Orang-orang mengatakan ia memiliki fobia di tempat tertutup tapi sebenarnya mereka salah. Ia tak takut tempat tertutup sama sekali. Hanya saja, ia mulai tak bisa menghirup oksigen jika ia berada di ruangan tertutup seorang diri. Mungkin orang masih menganggap opini mereka benar jika mereka melihat gejalanya. Tapi ia benar-benar tidak takut tempat tertutup.

Matanya mengerjap dua kali sebelum ia mulai bergelung dan mencoba duduk di atas ranjangnya. Ia terkesip.

Wangi mawar. Matanya menatap sekeliling. Ia mulai bergetar dan peluh mulai membanjiri tubuhnya.

Selalu seperti ini. Kelopak mawar merah itu tertabur di sekelilingnya. Padahal tak ada ketika ia naik ke atas ranjangnya semalam.

Ia kemudian bergegas turun dari ranjangnya. Melangkah cepat ke arah cermin yang terpasang di kamarnya.

Ruam-ruam merah yang mulai membiru nampak jelas di sekitar leher dan tulang selangka. Ia menarik turun kerah kaos yang membungkus tubuhnya, menampakan pundak kokoh dengan ruam yang sama.
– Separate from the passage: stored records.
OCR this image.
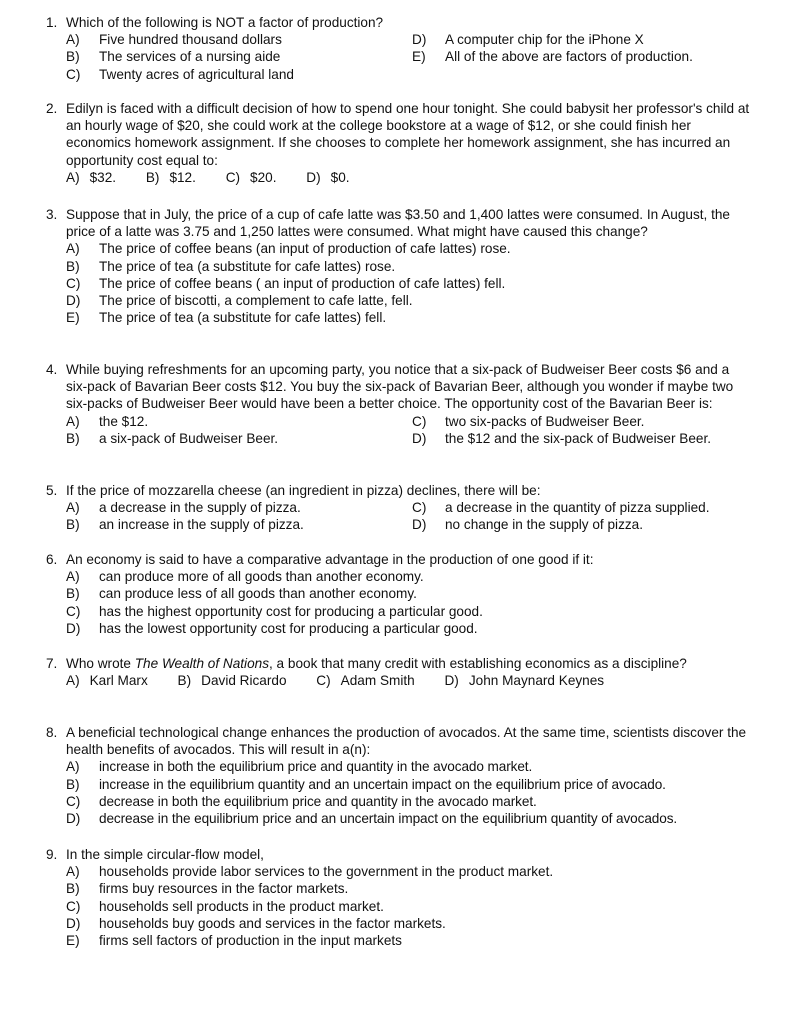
1. Which of the following is NOT a factor of production?
A)	Five hundred thousand dollars
B)	The services of a nursing aide
C)	Twenty acres of agricultural land
D)	A computer chip for the iPhone X
E)	All of the above are factors of production.
2. Edilyn is faced with a difficult decision of how to spend one hour tonight. She could babysit her professor's child at an hourly wage of $20, she could work at the college bookstore at a wage of $12, or she could finish her economics homework assignment. If she chooses to complete her homework assignment, she has incurred an opportunity cost equal to:
A) $32. B) $12. C) $20. D) $0.
3. Suppose that in July, the price of a cup of cafe latte was $3.50 and 1,400 lattes were consumed. In August, the price of a latte was 3.75 and 1,250 lattes were consumed. What might have caused this change?
A)	The price of coffee beans (an input of production of cafe lattes) rose.
B)	The price of tea (a substitute for cafe lattes) rose.
C)	The price of coffee beans ( an input of production of cafe lattes) fell.
D)	The price of biscotti, a complement to cafe latte, fell.
E)	The price of tea (a substitute for cafe lattes) fell.
4. While buying refreshments for an upcoming party, you notice that a six-pack of Budweiser Beer costs $6 and a six-pack of Bavarian Beer costs $12. You buy the six-pack of Bavarian Beer, although you wonder if maybe two six-packs of Budweiser Beer would have been a better choice. The opportunity cost of the Bavarian Beer is:
A)	the $12.
B)	a six-pack of Budweiser Beer.
C)	two six-packs of Budweiser Beer.
D)	the $12 and the six-pack of Budweiser Beer.
5. If the price of mozzarella cheese (an ingredient in pizza) declines, there will be:
A)	a decrease in the supply of pizza.
B)	an increase in the supply of pizza.
C)	a decrease in the quantity of pizza supplied.
D)	no change in the supply of pizza.
6. An economy is said to have a comparative advantage in the production of one good if it:
A)	can produce more of all goods than another economy.
B)	can produce less of all goods than another economy.
C)	has the highest opportunity cost for producing a particular good.
D)	has the lowest opportunity cost for producing a particular good.
7. Who wrote The Wealth of Nations, a book that many credit with establishing economics as a discipline?
A) Karl Marx B) David Ricardo C) Adam Smith D) John Maynard Keynes
8. A beneficial technological change enhances the production of avocados. At the same time, scientists discover the health benefits of avocados. This will result in a(n):
A)	increase in both the equilibrium price and quantity in the avocado market.
B)	increase in the equilibrium quantity and an uncertain impact on the equilibrium price of avocado.
C)	decrease in both the equilibrium price and quantity in the avocado market.
D)	decrease in the equilibrium price and an uncertain impact on the equilibrium quantity of avocados.
9. In the simple circular-flow model,
A)	households provide labor services to the government in the product market.
B)	firms buy resources in the factor markets.
C)	households sell products in the product market.
D)	households buy goods and services in the factor markets.
E)	firms sell factors of production in the input markets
Ia tidak bodoh. Ia jelas tau ruam apa itu. Seseorang telah mencumbunya semalam. Tapi ia tak merasakan apapun semalam. Keanehan ini terjadi sejak ia berumur 20 tahun, 2 bulan yang lalu.

Lututnya melemas ia jatuh terduduk di atas lantai kramik.

'Ini tidak mungkin terjadi'. Pikirnya. Ia telah mengganti kunci kamarnya kemarin bahkan ia menambahkan beberapa kunci tambahan dari dalam. Pintu kamarnya tak akan mungkin bisa terbuka dari luar. Sangat mustahil, tapi kenapa ini selalu terjadi ketika ruamnya mulai menghilang.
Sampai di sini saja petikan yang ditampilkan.